Ma signature n’est valable que depuis la première journée de la campagne des transferts, le 1er juin. Mais les premiers contacts remontent au mois d’octobre 2002. Les dirigeants voulaient savoir si j’étais bel et bien en fin de contrat au bout de la saison 2002-2003 et mon manager, Alfred Raoul, leur avait alors répondu par l’affirmative. La suite, tout le monde la connaît : Lokeren qui, par l’entremise de son président, Roger Lambrecht et de son manager, Willy Verhoost, conteste l’année d’expiration du contrat, arguant que j’avais signé un bail jusqu’en 2005. Mais moi, je savais fort bien ce que j’avais paraphé lors de mon arrivée au club en 2000 : un contrat de trois ans. Et, si mes calculs sont exacts, 2000 + 3 font 2003. Je ne vois pas pourquoi la direction en a fait tout un plat. Si elle avait réellement voulu me garder, elle aurait dû accomplir cette démarche plus tôt. Dès l’instant où le Standard est entré dans la danse, mon choix était rapidement fait. Ce club est quand même nettement plus porteur que Lokeren, même si je ne regrette pas les années que j’ai passées à Daknam. En réalité, j’émets le souhait que l’histoire repassera les plats et qu’à l’image d’autres Africains, qui se sont épanouis chez les Flandriens, comme Stephen Keshi, Samson Siasia ou Souleymane Youla, j’aurai l’opportunité de faire mon trou aussi dans un tout grand club.

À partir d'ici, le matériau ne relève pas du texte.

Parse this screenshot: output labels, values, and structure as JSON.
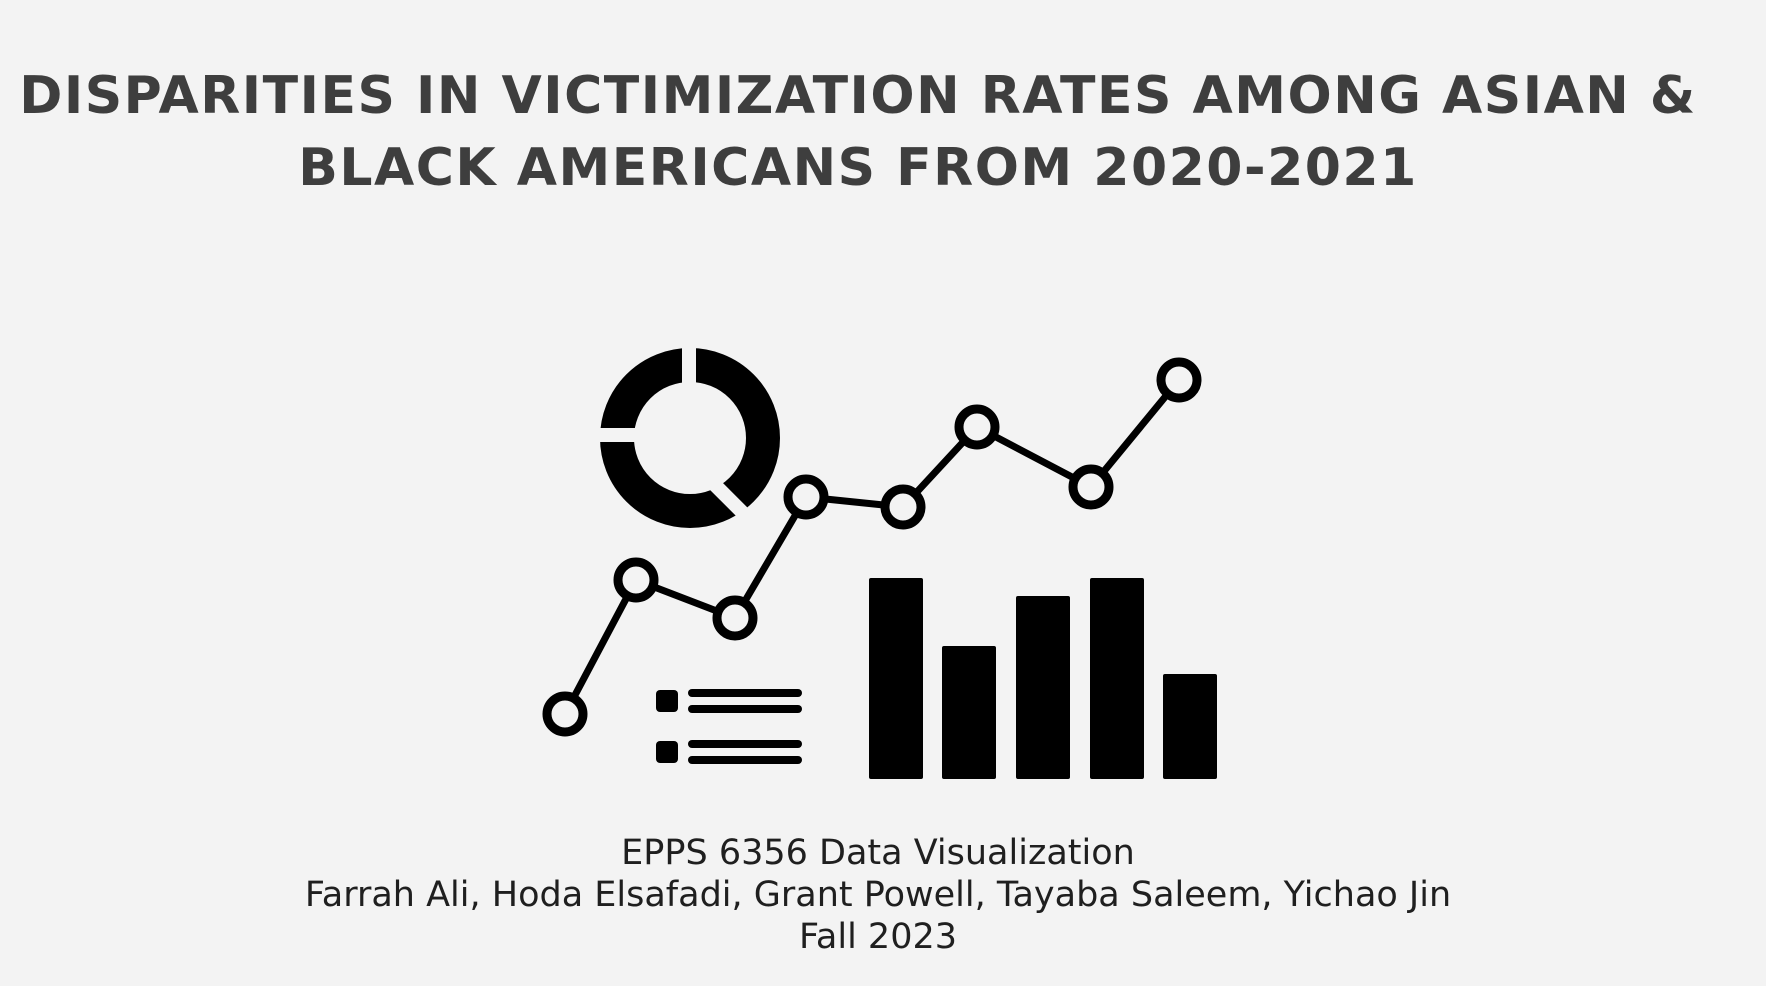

Stephen Keshi avait fait fureur à Anderlecht mais Souleymane Youla s’y était complètement planté.

Je constate qu’il a quand même complètement rebondi entre-temps à Gençlerbirligi et qu’il est le roi de l’équipe nationale, chez nous. Sur les dix buts que le Sily National a inscrits en phase qualificative pour la CAN, Souleymane Youla en a pris la moitié à son compte, dont un doublé face à l’Ethiopie. Je reste convaincu que s’il avait eu sa chance une année de plus au Parc Astrid, il aurait fait son trou là-bas. Mais durant sa seule campagne au RSCA, il a dû composer avec la concurrence d’un Jan Koller et d’un Tomasz Radzinski en pointe. Il n’était pas facile de s’illustrer dans ces conditions. Je dis et je maintiens qu’il faut avoir la chance d’aboutir dans un club au bon moment si on veut y durer. Ce fut le cas pour moi à Lokeren où j’ai connu des moments fabuleux. Seules les dernières semaines auront été pénibles, avec cette volonté de la direction de me verser dans le noyau B et les insultes et menaces dont j’ai fait l’objet après le match Lokeren-Standard. Ce soir-là, certains soi-disant supporters avaient pu man£uvrer à leur guise, saccageant même mon véhicule sans que certains dirigeants lokerenois, pourtant témoins de la scène, n’aient cru bon devoir intervenir. Depuis ce moment, ceux-là sont classés de manière définitive pour moi.

Arrivez-vous au Standard au bon moment ?

Je le souhaite mais il est trop tôt pour le dire. De fait, je ne suis pas la seule pièce à imbriquer aux avant-postes, puisque Jurgen Cavens et Alexandros Kaklamanos sont tout aussi nouveaux que moi. Peut-être l’adaptation aurait-elle été plus facile si Ole-Martin Aarst ou Michaël Goossens étaient restés. A présent, il faudra vraiment repartir de zéro. Mais je n’ai pas peur. Quelle que soit l’identité du joueur que j’aurai à mes côtés, je veillerai toujours à donner le meilleur de moi-même.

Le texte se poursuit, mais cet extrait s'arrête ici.